Thinking about a career change? Here are some things you need to consider

  • If you know that you want to make a change, but aren’t sure what you want to do, look into taking a self-assessment to help crystallize your interests and what careers are best suited for your personality
  • Think about your skillset in terms of transferrable skills. These are the talents and abilities you have acquired from doing one type of work that you can use in another. For some careers, you may even be able to substitute your transferable skills for formal training.
  • When deciding between a career that requires additional schooling and one for which you can use your transferable skills, you may decide to choose the latter. It will allow you to transition more quickly and with less effort, at an age when you may want to limit your expenditure of time, energy, or money. 
  • In addition to learning what the educational qualifications are for a new career, look into the job or industry forecast in terms of economics. What’s the median salary? What’s the expectation for growth in the field or industry?
  • Beyond the salary, what type of benefits are offered? Is there a 401K? If you’re in your early forties, is there a possibility of becoming vested within ten years?
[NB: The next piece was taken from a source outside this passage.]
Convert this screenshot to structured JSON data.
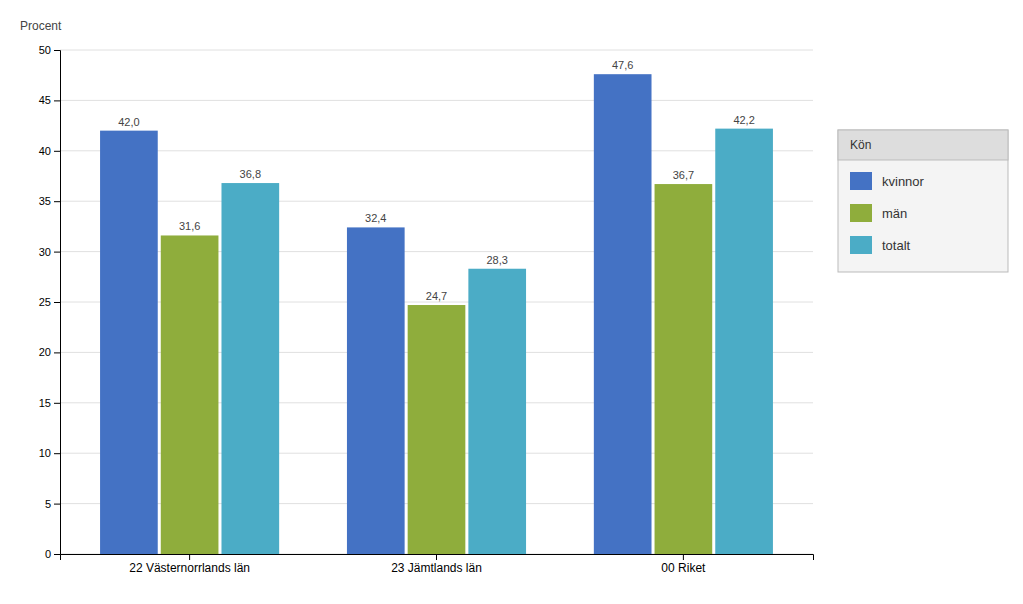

Health benefit dollars are important, how much does your employer cover, and how much are you responsible for?
  • Even though this is a second-act career, how much paid vacation time is offered. If you still have school-age children or senior parents, how much personal and sick time will you receive if they get sick?

Things to consider before diving into entrepreneurship

  • Just as with a career change, one of the most important things you can bring to a new business venture is experience. Do you have the experience that relates to your business?
  • Where will the money come from? You must have a cushion. Tapping into your IRA isn’t what you should do. You’ll need it down the road.
  • Get educated for free. Take advantage of SCORE, a partner of the Small Business Administration. They provide free business mentoring and education for those looking for experienced help from experienced entrepreneurs.
  • Look at the market and see what you have to contribute that no one else is doing. Then, do the job first. It’s one thing to cook or bake for the holidays or parties, it’s another to do it every day. Working with a caterer or at a bakery will give you an idea of what you can expect a workday to look and feel like.

In the end, follow your heart

The one thing age teaches us is that time is fleeting. It seems like one minute you’re bringing your new baby home from the hospital, then you’re dropping them off at college. It all goes by too fast. We seem to go from twenty to forty in a heartbeat. Therefore making the most of our time is important. Whatever you do, follow your heart and make it happen. The only thing better than doing something you love is knowing that tomorrow, you get to do it again.